MUTE FOREST – Infinity Pools E.P.
(Lost Tribe Sound, 2015)
Ancora una nuova veste, adesso integralmente solista, per Kael Smith, già mente di Khale e dei Mombi: la denominazione Mute Forest ne rispecchia il legame con il mondo naturale, tuttavia declinato in senso non meramente descrittivo-ambientale.
Dei tratti distintivi della precedente esperienza di Mombi, i quattro brani dell’Ep “Infinity Pools” ripropongono le sfumate cadenze elettroniche e il cantato soffice e trasognato dell’artista del Colorado, che nella solitudine del suo rinnovato contesto espressivo espande la notturna malinconia di canzoni la cui sottile introspezione è filtrata e anzi arricchita da battiti elettronici ipnotici, interpolati con samples, riverberi e anche filigrane acustiche. È la formula con la quale i diciotto minuti di “Infinity Pools” – premessa di un album già annunciato per i prossimi mesi – si aprono tra le oscillazioni e le melodie cullanti di “Crypt”, rifinite da gentili pizzicate di corde di nylon.
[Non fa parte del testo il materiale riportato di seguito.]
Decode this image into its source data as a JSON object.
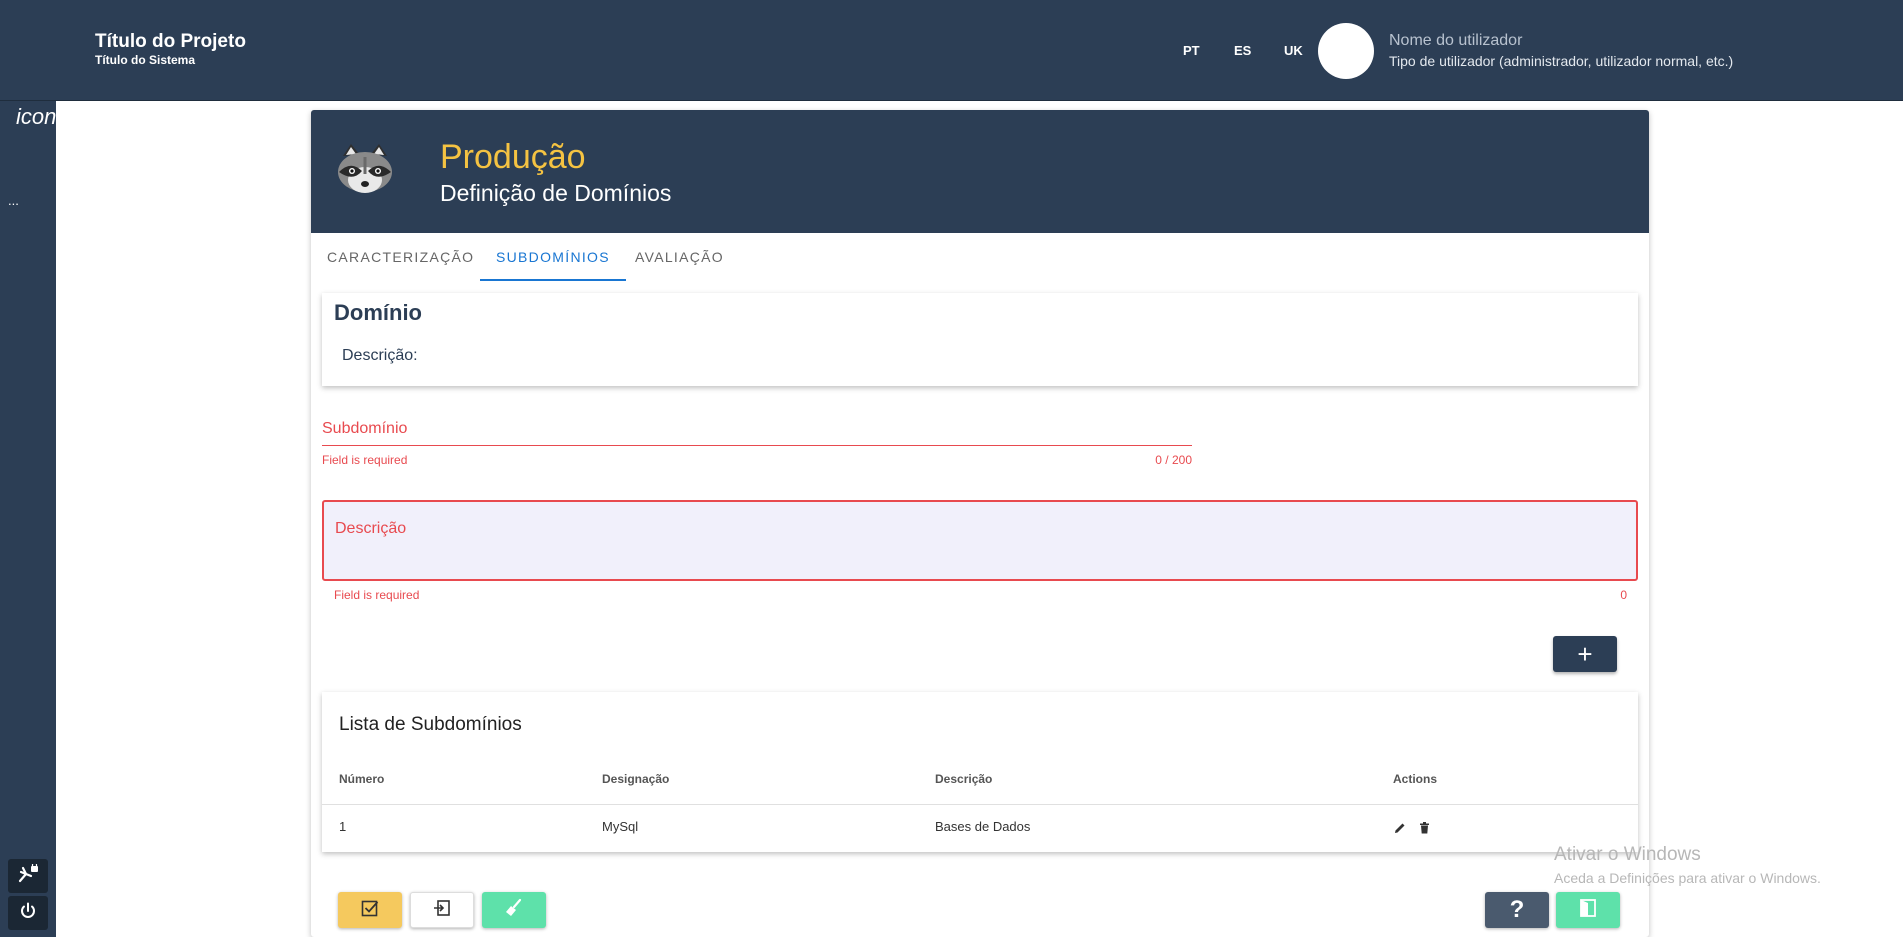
{
  "header": {
    "project_title": "Título do Projeto",
    "system_title": "Título do Sistema",
    "languages": [
      "PT",
      "ES",
      "UK"
    ],
    "user_name": "Nome do utilizador",
    "user_type": "Tipo de utilizador (administrador, utilizador normal, etc.)"
  },
  "rail": {
    "icon_text": "icon mdi icon mdi",
    "dots": "...",
    "icons": [
      "account-lock-icon",
      "power-icon"
    ]
  },
  "page": {
    "title": "Produção",
    "subtitle": "Definição de Domínios",
    "logo_icon": "raccoon-logo"
  },
  "tabs": [
    {
      "label": "Caracterização",
      "active": false
    },
    {
      "label": "Subdomínios",
      "active": true
    },
    {
      "label": "Avaliação",
      "active": false
    }
  ],
  "domain": {
    "title": "Domínio",
    "description_label": "Descrição:"
  },
  "form": {
    "subdomain_label": "Subdomínio",
    "subdomain_error": "Field is required",
    "subdomain_counter": "0 / 200",
    "description_label": "Descrição",
    "description_error": "Field is required",
    "description_counter": "0",
    "add_button": "+"
  },
  "list": {
    "title": "Lista de Subdomínios",
    "columns": [
      "Número",
      "Designação",
      "Descrição",
      "Actions"
    ],
    "rows": [
      {
        "numero": "1",
        "designacao": "MySql",
        "descricao": "Bases de Dados"
      }
    ]
  },
  "bottom_buttons": [
    "check-icon",
    "login-icon",
    "broom-icon",
    "help-icon",
    "exit-door-icon"
  ],
  "help_label": "?",
  "watermark": {
    "line1": "Ativar o Windows",
    "line2": "Aceda a Definições para ativar o Windows."
  },
  "colors": {
    "navy": "#2c3e55",
    "accent_yellow": "#f5c342",
    "error_red": "#e84a4f",
    "active_tab": "#1976d2",
    "green": "#5ee1aa"
  }
}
La grana di Mute Forest permane tuttavia essenzialmente elettronica, secondo un registro affine a quello di Benoît Pioulard, morbido e avvolgente in “Volcanoes Flowing”, scandito da percussioni oblique e dai vocalizzi incorporei di Kelly O’Brien nella title track e nuovamente ricamato da esili trame acustiche nella conclusiva “Eat The Skin”, il cui substrato dilatato appare il portato della sua iniziale natura di remix di una recente composizione di A Winged Victory For The Sullen.
Il placido timbro di Smith e le sue melodie sottovoce identificano l’essenza di Mute Forest, che unisce elettronica e ambientazioni atmosferiche a un’apprezzabile songwriting, dimostrando come non vi sia alcuna antinomia tra scrittura introspettiva e linguaggi elettronici al tempo stesso dilatati e pulsanti.